This afternoon, one of the caller's to Hewitt's show brought up the mortality study published in The Lancet that estimated 655,000 Iraqis had died because of the war. Hewitt said the study had been "debunked" but he is wrong again.
Iraqi deaths survey 'was robust'
By Owen Bennett-Jones
BBC World Service
Monday, 26 March 2007, 15:53 GMT 16:53 UK
The British government was advised against publicly criticising a report estimating that 655,000 Iraqis had died due to the war, the BBC has learnt. ...the Ministry of Defence's chief scientific adviser said the survey's methods were "close to best practice" and the study design was "robust".
Another expert agreed the method was "tried and tested".
...a memo by the MoD's Chief Scientific Adviser, Sir Roy Anderson, on 13 October, states: "The study design is robust and employs methods that are regarded as close to "best practice" in this area, given the difficulties of data collection and verification in the present circumstances in Iraq."

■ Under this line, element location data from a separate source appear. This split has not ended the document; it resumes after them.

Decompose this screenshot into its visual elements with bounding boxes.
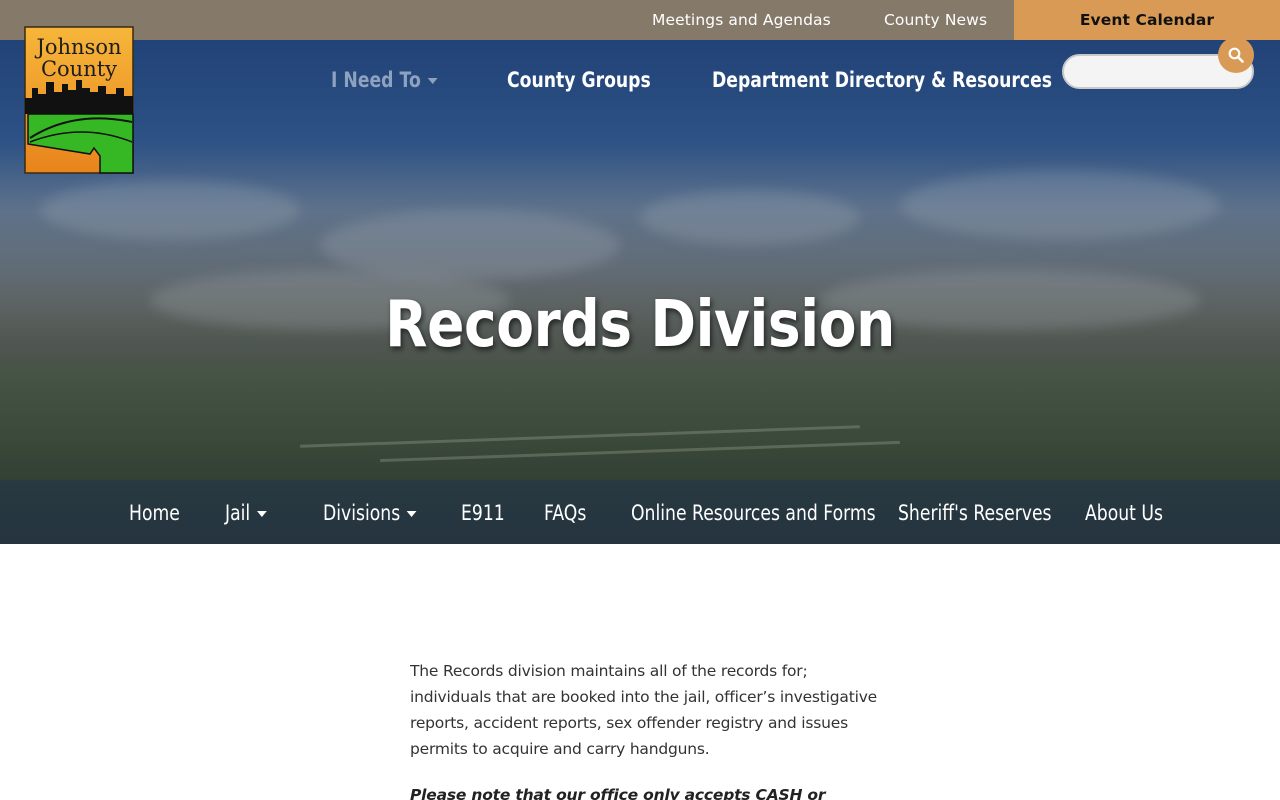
johnson-county-logo[interactable]: Johnson County [24, 26, 134, 174]
subnav-divisions[interactable]: Divisions [323, 480, 417, 544]
nav-i-need-to[interactable]: I Need To [331, 64, 438, 96]
subnav-home[interactable]: Home [129, 480, 180, 544]
chevron-down-icon [427, 78, 438, 84]
svg-text:Johnson: Johnson [34, 35, 121, 59]
subnav-online-resources[interactable]: Online Resources and Forms [631, 480, 876, 544]
subnav-jail[interactable]: Jail [225, 480, 267, 544]
section-subnav: Home Jail Divisions E911 FAQs Online Res… [0, 480, 1280, 544]
payment-note: Please note that our office only accepts… [410, 786, 826, 800]
chevron-down-icon [256, 511, 267, 517]
hero-banner: Records Division [0, 40, 1280, 544]
search-button[interactable] [1218, 37, 1254, 73]
top-utility-bar: Meetings and Agendas County News Event C… [0, 0, 1280, 40]
subnav-about-us[interactable]: About Us [1085, 480, 1163, 544]
county-news-link[interactable]: County News [884, 0, 987, 40]
nav-county-groups[interactable]: County Groups [507, 64, 651, 96]
chevron-down-icon [406, 511, 417, 517]
search-icon [1228, 47, 1244, 63]
main-content: The Records division maintains all of th… [410, 658, 880, 800]
page-title: Records Division [385, 288, 895, 362]
svg-text:County: County [41, 57, 117, 81]
logo-graphic: Johnson County [24, 26, 134, 174]
cloud-shape [640, 190, 860, 245]
subnav-e911[interactable]: E911 [461, 480, 505, 544]
subnav-sheriffs-reserves[interactable]: Sheriff's Reserves [898, 480, 1052, 544]
nav-i-need-to-label: I Need To [331, 68, 421, 92]
nav-department-directory[interactable]: Department Directory & Resources [712, 64, 1052, 96]
subnav-jail-label: Jail [225, 501, 251, 525]
cloud-shape [900, 170, 1220, 240]
meetings-agendas-link[interactable]: Meetings and Agendas [652, 0, 831, 40]
cloud-shape [320, 210, 620, 280]
subnav-divisions-label: Divisions [323, 501, 401, 525]
event-calendar-link[interactable]: Event Calendar [1014, 0, 1280, 40]
subnav-faqs[interactable]: FAQs [544, 480, 586, 544]
intro-paragraph: The Records division maintains all of th… [410, 662, 877, 758]
cloud-shape [40, 180, 300, 240]
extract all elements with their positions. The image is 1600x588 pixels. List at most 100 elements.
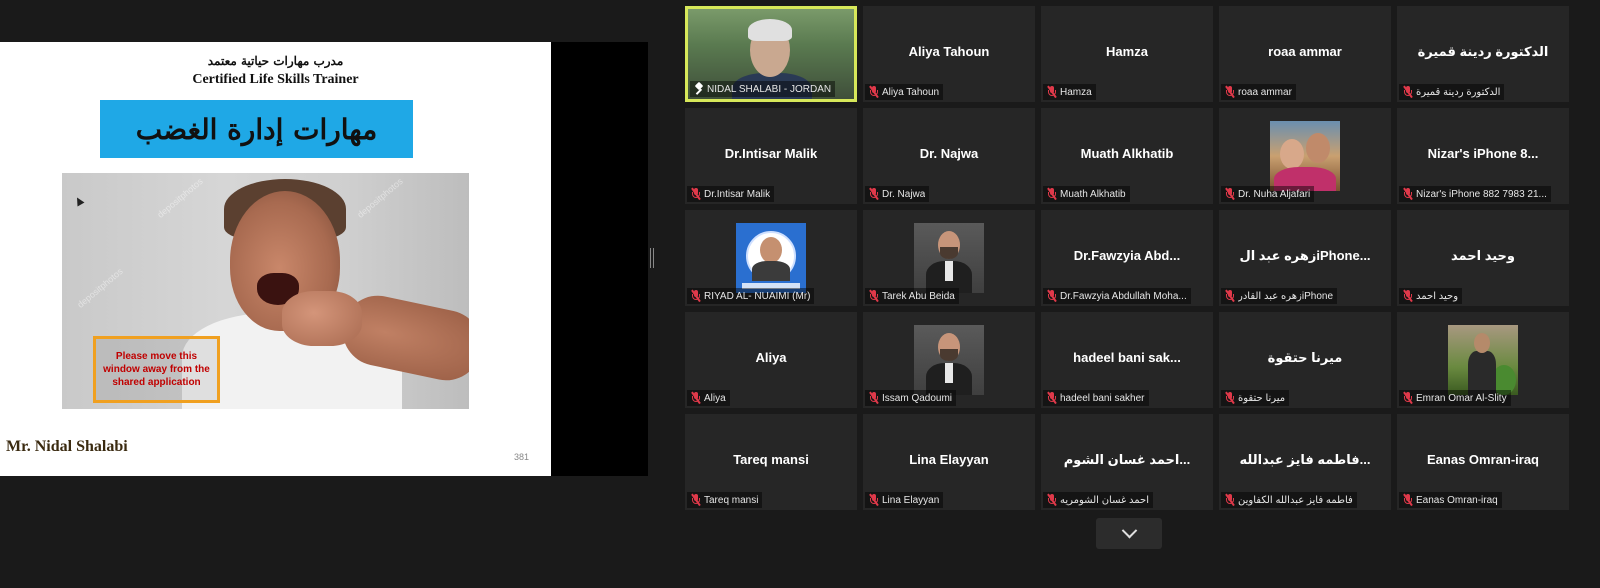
participant-name-bar: Emran Omar Al-Slity xyxy=(1399,390,1511,406)
participant-display-name: ميرنا حتقوة xyxy=(1267,350,1343,365)
participant-tile[interactable]: Tareq mansi Tareq mansi xyxy=(685,414,857,510)
warning-text: Please move this window away from the sh… xyxy=(103,351,210,388)
panel-resize-handle[interactable] xyxy=(650,248,654,268)
participant-name-bar: roaa ammar xyxy=(1221,84,1296,100)
participant-tile[interactable]: وحيد احمد وحيد احمد xyxy=(1397,210,1569,306)
muted-mic-icon xyxy=(1403,391,1413,405)
presentation-slide: مدرب مهارات حياتية معتمد Certified Life … xyxy=(0,42,551,476)
muted-mic-icon xyxy=(869,187,879,201)
participant-name-label: Aliya Tahoun xyxy=(882,86,940,98)
participant-name-label: NIDAL SHALABI - JORDAN xyxy=(707,83,832,95)
participant-name-bar: Tareq mansi xyxy=(687,492,763,508)
participant-name-label: Tareq mansi xyxy=(704,494,759,506)
participant-tile[interactable]: Aliya Aliya xyxy=(685,312,857,408)
participant-name-label: احمد غسان الشومريه xyxy=(1060,494,1150,506)
muted-mic-icon xyxy=(1047,391,1057,405)
participant-tile[interactable]: Dr.Intisar Malik Dr.Intisar Malik xyxy=(685,108,857,204)
participant-display-name: Aliya xyxy=(755,350,787,365)
muted-mic-icon xyxy=(691,391,701,405)
muted-mic-icon xyxy=(869,85,879,99)
participant-display-name: Dr. Najwa xyxy=(919,146,979,161)
participant-tile[interactable]: RIYAD AL- NUAIMI (Mr) xyxy=(685,210,857,306)
participant-name-bar: Nizar's iPhone 882 7983 21... xyxy=(1399,186,1551,202)
muted-mic-icon xyxy=(1403,187,1413,201)
participant-tile[interactable]: Eanas Omran-iraq Eanas Omran-iraq xyxy=(1397,414,1569,510)
participant-tile[interactable]: roaa ammar roaa ammar xyxy=(1219,6,1391,102)
muted-mic-icon xyxy=(1225,493,1235,507)
participant-tile[interactable]: Hamza Hamza xyxy=(1041,6,1213,102)
participant-tile[interactable]: فاطمه فايز عبدالله... فاطمه فايز عبدالله … xyxy=(1219,414,1391,510)
participant-name-bar: NIDAL SHALABI - JORDAN xyxy=(690,81,836,97)
participant-display-name: roaa ammar xyxy=(1268,44,1342,59)
muted-mic-icon xyxy=(869,391,879,405)
participant-tile[interactable]: Tarek Abu Beida xyxy=(863,210,1035,306)
participant-display-name: زهره عبد الiPhone... xyxy=(1239,248,1371,263)
participant-name-bar: Hamza xyxy=(1043,84,1096,100)
gallery-scroll-down-button[interactable] xyxy=(1096,518,1162,549)
participant-name-bar: Aliya Tahoun xyxy=(865,84,944,100)
muted-mic-icon xyxy=(1047,493,1057,507)
participant-name-label: Tarek Abu Beida xyxy=(882,290,955,302)
participant-name-bar: Dr.Fawzyia Abdullah Moha... xyxy=(1043,288,1191,304)
participant-tile[interactable]: Emran Omar Al-Slity xyxy=(1397,312,1569,408)
participant-name-bar: ميرنا حتقوة xyxy=(1221,390,1290,406)
slide-title-banner: مهارات إدارة الغضب xyxy=(100,100,413,158)
participant-name-label: Dr.Intisar Malik xyxy=(704,188,771,200)
participant-tile[interactable]: Issam Qadoumi xyxy=(863,312,1035,408)
participant-avatar xyxy=(914,325,984,395)
muted-mic-icon xyxy=(1047,187,1057,201)
slide-number: 381 xyxy=(513,452,529,462)
participant-name-label: Eanas Omran-iraq xyxy=(1416,494,1498,506)
participant-tile[interactable]: NIDAL SHALABI - JORDAN xyxy=(685,6,857,102)
participant-name-label: Dr.Fawzyia Abdullah Moha... xyxy=(1060,290,1187,302)
muted-mic-icon xyxy=(1225,187,1235,201)
participant-tile[interactable]: Muath Alkhatib Muath Alkhatib xyxy=(1041,108,1213,204)
participant-name-label: Emran Omar Al-Slity xyxy=(1416,392,1507,404)
move-window-warning: Please move this window away from the sh… xyxy=(93,336,220,403)
participant-display-name: Eanas Omran-iraq xyxy=(1427,452,1539,467)
participant-name-bar: RIYAD AL- NUAIMI (Mr) xyxy=(687,288,815,304)
participant-display-name: Muath Alkhatib xyxy=(1080,146,1174,161)
participant-tile[interactable]: hadeel bani sak... hadeel bani sakher xyxy=(1041,312,1213,408)
participant-display-name: Dr.Fawzyia Abd... xyxy=(1073,248,1181,263)
participant-tile[interactable]: Lina Elayyan Lina Elayyan xyxy=(863,414,1035,510)
participant-name-label: Dr. Najwa xyxy=(882,188,926,200)
participant-name-label: Issam Qadoumi xyxy=(882,392,953,404)
participant-name-label: Aliya xyxy=(704,392,726,404)
presenter-name: Mr. Nidal Shalabi xyxy=(6,438,128,455)
participant-display-name: Nizar's iPhone 8... xyxy=(1427,146,1539,161)
participant-name-label: roaa ammar xyxy=(1238,86,1292,98)
muted-mic-icon xyxy=(1403,289,1413,303)
participant-tile[interactable]: زهره عبد الiPhone... زهره عبد القادرiPhon… xyxy=(1219,210,1391,306)
participant-name-label: Hamza xyxy=(1060,86,1092,98)
participant-display-name: Aliya Tahoun xyxy=(908,44,990,59)
participant-name-bar: Dr.Intisar Malik xyxy=(687,186,775,202)
participant-name-label: فاطمه فايز عبدالله الكفاوين xyxy=(1238,494,1353,506)
participant-name-label: Dr. Nuha Aljafari xyxy=(1238,188,1311,200)
participant-tile[interactable]: Dr.Fawzyia Abd... Dr.Fawzyia Abdullah Moh… xyxy=(1041,210,1213,306)
chevron-down-icon xyxy=(1121,522,1137,539)
muted-mic-icon xyxy=(1047,85,1057,99)
participant-tile[interactable]: ميرنا حتقوة ميرنا حتقوة xyxy=(1219,312,1391,408)
pin-icon xyxy=(694,81,704,95)
participant-name-bar: Dr. Nuha Aljafari xyxy=(1221,186,1315,202)
participant-display-name: Tareq mansi xyxy=(733,452,809,467)
participant-tile[interactable]: الدكتورة ردينة قميرة الدكتورة ردينة قميرة xyxy=(1397,6,1569,102)
participant-name-bar: فاطمه فايز عبدالله الكفاوين xyxy=(1221,492,1357,508)
muted-mic-icon xyxy=(1225,289,1235,303)
participant-name-bar: الدكتورة ردينة قميرة xyxy=(1399,84,1505,100)
participant-display-name: الدكتورة ردينة قميرة xyxy=(1417,44,1549,59)
participant-tile[interactable]: احمد غسان الشوم... احمد غسان الشومريه xyxy=(1041,414,1213,510)
participant-name-bar: احمد غسان الشومريه xyxy=(1043,492,1154,508)
slide-arabic-heading: مدرب مهارات حياتية معتمد xyxy=(207,54,344,68)
participant-name-bar: Lina Elayyan xyxy=(865,492,944,508)
participant-tile[interactable]: Dr. Nuha Aljafari xyxy=(1219,108,1391,204)
participant-avatar xyxy=(914,223,984,293)
participant-avatar xyxy=(736,223,806,293)
muted-mic-icon xyxy=(1225,391,1235,405)
participant-tile[interactable]: Nizar's iPhone 8... Nizar's iPhone 882 79… xyxy=(1397,108,1569,204)
participant-name-label: Muath Alkhatib xyxy=(1060,188,1126,200)
participant-tile[interactable]: Dr. Najwa Dr. Najwa xyxy=(863,108,1035,204)
participant-tile[interactable]: Aliya Tahoun Aliya Tahoun xyxy=(863,6,1035,102)
participant-display-name: Lina Elayyan xyxy=(909,452,989,467)
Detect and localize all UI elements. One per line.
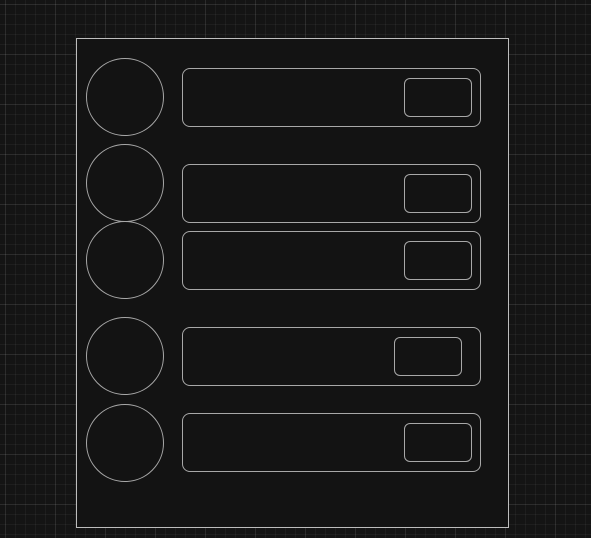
- bar-2: [182, 164, 481, 223]
- row-3: [0, 220, 591, 300]
- row-2: [0, 143, 591, 223]
- circle-node-4: [86, 317, 164, 395]
- bar-button-2[interactable]: [404, 174, 472, 213]
- bar-button-5[interactable]: [404, 423, 472, 462]
- row-5: [0, 403, 591, 483]
- bar-1: [182, 68, 481, 127]
- bar-button-4[interactable]: [394, 337, 462, 376]
- bar-button-3[interactable]: [404, 241, 472, 280]
- row-1: [0, 57, 591, 137]
- bar-button-1[interactable]: [404, 78, 472, 117]
- bar-4: [182, 327, 481, 386]
- circle-node-5: [86, 404, 164, 482]
- circle-node-1: [86, 58, 164, 136]
- row-4: [0, 317, 591, 397]
- circle-node-2: [86, 144, 164, 222]
- circle-node-3: [86, 221, 164, 299]
- diagram-canvas: [0, 0, 591, 538]
- bar-5: [182, 413, 481, 472]
- bar-3: [182, 231, 481, 290]
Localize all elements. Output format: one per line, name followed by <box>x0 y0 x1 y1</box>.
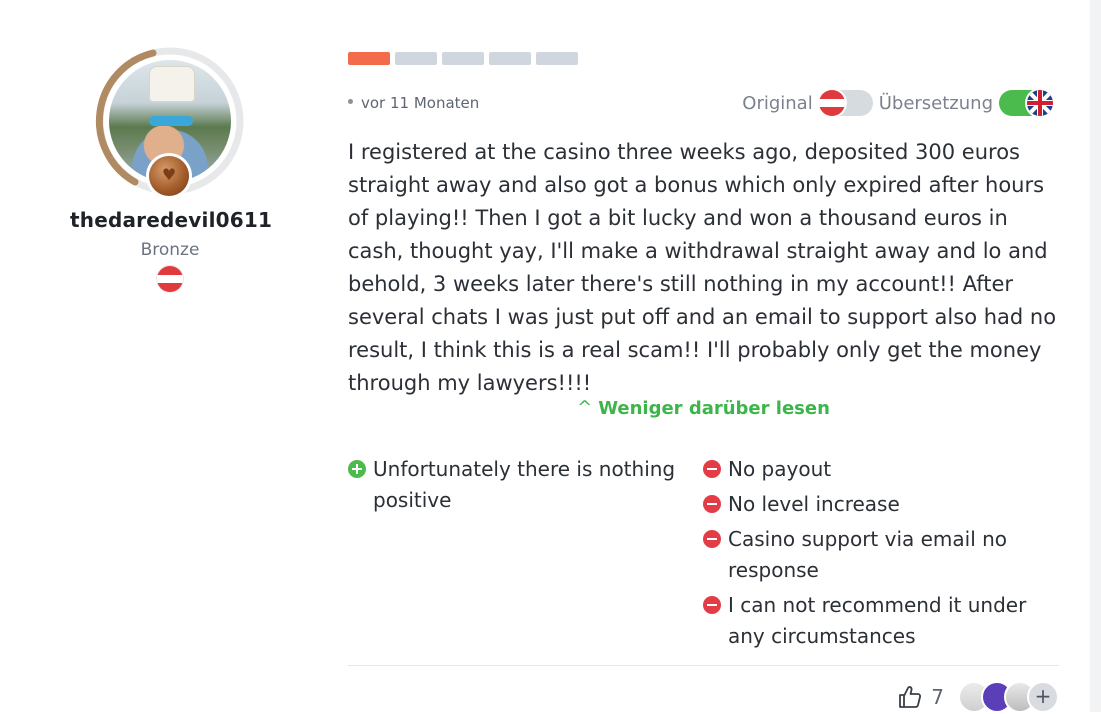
thumbs-up-icon <box>899 686 922 708</box>
review-date-text: vor 11 Monaten <box>361 94 480 112</box>
review-card: vor 11 Monaten Original Übersetzung I re… <box>348 52 1059 648</box>
pros-list: Unfortunately there is nothing positive <box>348 454 693 520</box>
original-label[interactable]: Original <box>742 93 812 114</box>
scrollbar-track[interactable] <box>1090 0 1101 712</box>
rating-segment <box>536 52 578 65</box>
minus-circle-icon <box>703 596 721 614</box>
review-date: vor 11 Monaten <box>348 94 479 112</box>
username[interactable]: thedaredevil0611 <box>70 208 272 232</box>
con-text: No payout <box>728 457 832 481</box>
review-text: I registered at the casino three weeks a… <box>348 140 1057 395</box>
plus-circle-icon <box>348 460 366 478</box>
bullet-icon <box>348 99 353 104</box>
chevron-up-icon: ^ <box>577 397 593 418</box>
read-less-link[interactable]: ^ Weniger darüber lesen <box>348 397 1059 419</box>
con-item: Casino support via email no response <box>703 524 1059 586</box>
cons-list: No payout No level increase Casino support… <box>703 454 1059 656</box>
user-rank: Bronze <box>140 240 200 260</box>
more-likers-button[interactable]: + <box>1027 681 1059 713</box>
liker-avatars[interactable]: + <box>958 681 1059 713</box>
con-item: I can not recommend it under any circums… <box>703 590 1059 652</box>
con-item: No payout <box>703 454 1059 485</box>
reviewer-profile: ♥ thedaredevil0611 Bronze <box>70 40 272 292</box>
translation-switcher: Original Übersetzung <box>742 88 1059 118</box>
rating-segment <box>348 52 390 65</box>
heart-medal-icon: ♥ <box>149 156 189 196</box>
con-item: No level increase <box>703 489 1059 520</box>
rating-segment <box>442 52 484 65</box>
original-toggle[interactable] <box>818 90 873 116</box>
translation-label[interactable]: Übersetzung <box>879 93 993 114</box>
review-meta: vor 11 Monaten Original Übersetzung <box>348 88 1059 118</box>
read-less-label: Weniger darüber lesen <box>598 398 830 419</box>
minus-circle-icon <box>703 495 721 513</box>
like-button[interactable]: 7 <box>897 684 958 710</box>
minus-circle-icon <box>703 460 721 478</box>
uk-flag-icon <box>1027 90 1053 116</box>
divider <box>348 665 1059 666</box>
con-text: Casino support via email no response <box>728 527 1008 582</box>
pro-item: Unfortunately there is nothing positive <box>348 454 693 516</box>
rating-segment <box>489 52 531 65</box>
avatar[interactable]: ♥ <box>95 46 245 196</box>
rating-segment <box>395 52 437 65</box>
austria-flag-icon <box>818 90 845 116</box>
pro-text: Unfortunately there is nothing positive <box>373 457 676 512</box>
review-footer: 7 + <box>897 680 1059 714</box>
minus-circle-icon <box>703 530 721 548</box>
translation-toggle[interactable] <box>999 90 1053 116</box>
con-text: No level increase <box>728 492 900 516</box>
rating-bar <box>348 52 1059 65</box>
country-flag-icon <box>157 266 183 292</box>
con-text: I can not recommend it under any circums… <box>728 593 1027 648</box>
like-count: 7 <box>931 685 944 709</box>
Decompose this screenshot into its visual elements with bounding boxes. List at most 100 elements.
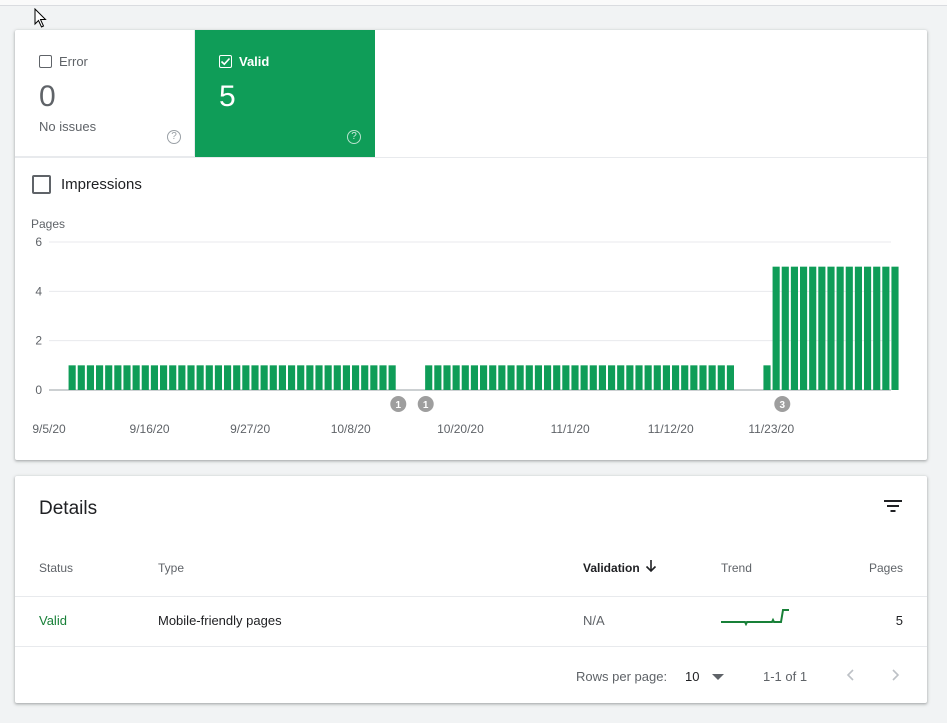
- bar: [626, 365, 634, 390]
- trend-sparkline: [721, 609, 789, 626]
- bar: [864, 266, 872, 390]
- bar: [105, 365, 113, 390]
- x-tick-label: 10/8/20: [331, 422, 371, 436]
- filter-icon[interactable]: [883, 498, 903, 514]
- bar: [324, 365, 332, 390]
- y-tick-label: 0: [35, 383, 42, 397]
- bar: [891, 266, 899, 390]
- bar: [352, 365, 360, 390]
- bar: [315, 365, 323, 390]
- bar: [278, 365, 286, 390]
- x-tick-label: 9/16/20: [130, 422, 170, 436]
- bar: [178, 365, 186, 390]
- bar: [571, 365, 579, 390]
- column-trend: Trend: [721, 561, 752, 575]
- bar: [169, 365, 177, 390]
- bar: [772, 266, 780, 390]
- check-icon: [220, 57, 231, 66]
- bar: [306, 365, 314, 390]
- bar: [77, 365, 85, 390]
- bar: [672, 365, 680, 390]
- column-pages[interactable]: Pages: [869, 561, 903, 575]
- annotation-label: 3: [780, 400, 786, 411]
- bar: [873, 266, 881, 390]
- next-page-icon[interactable]: [885, 665, 905, 685]
- help-icon[interactable]: ?: [167, 130, 181, 144]
- column-validation[interactable]: Validation: [583, 561, 640, 575]
- y-tick-label: 2: [35, 334, 42, 348]
- bar: [288, 365, 296, 390]
- header-divider: [15, 596, 927, 597]
- valid-checkbox[interactable]: [219, 55, 232, 68]
- bar: [525, 365, 533, 390]
- bar: [443, 365, 451, 390]
- bar: [260, 365, 268, 390]
- bar: [800, 266, 808, 390]
- bar: [726, 365, 734, 390]
- row-status: Valid: [39, 613, 67, 628]
- bar: [882, 266, 890, 390]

The reply from another official is: "We do not accept the figures quoted in the Lancet survey as accurate. " In the same e-mail the official later writes: "However, the survey methodology used here cannot be rubbished, it is a tried and tested way of measuring mortality in conflict zones."
If the Lancet survey is right, then 2.5% of the Iraqi population - an average of more than 500 people a day - have been killed since the start of the war.
The BBC World Service made a Freedom of Information Request on 28 November 2006. The information was released on 14 March 2007.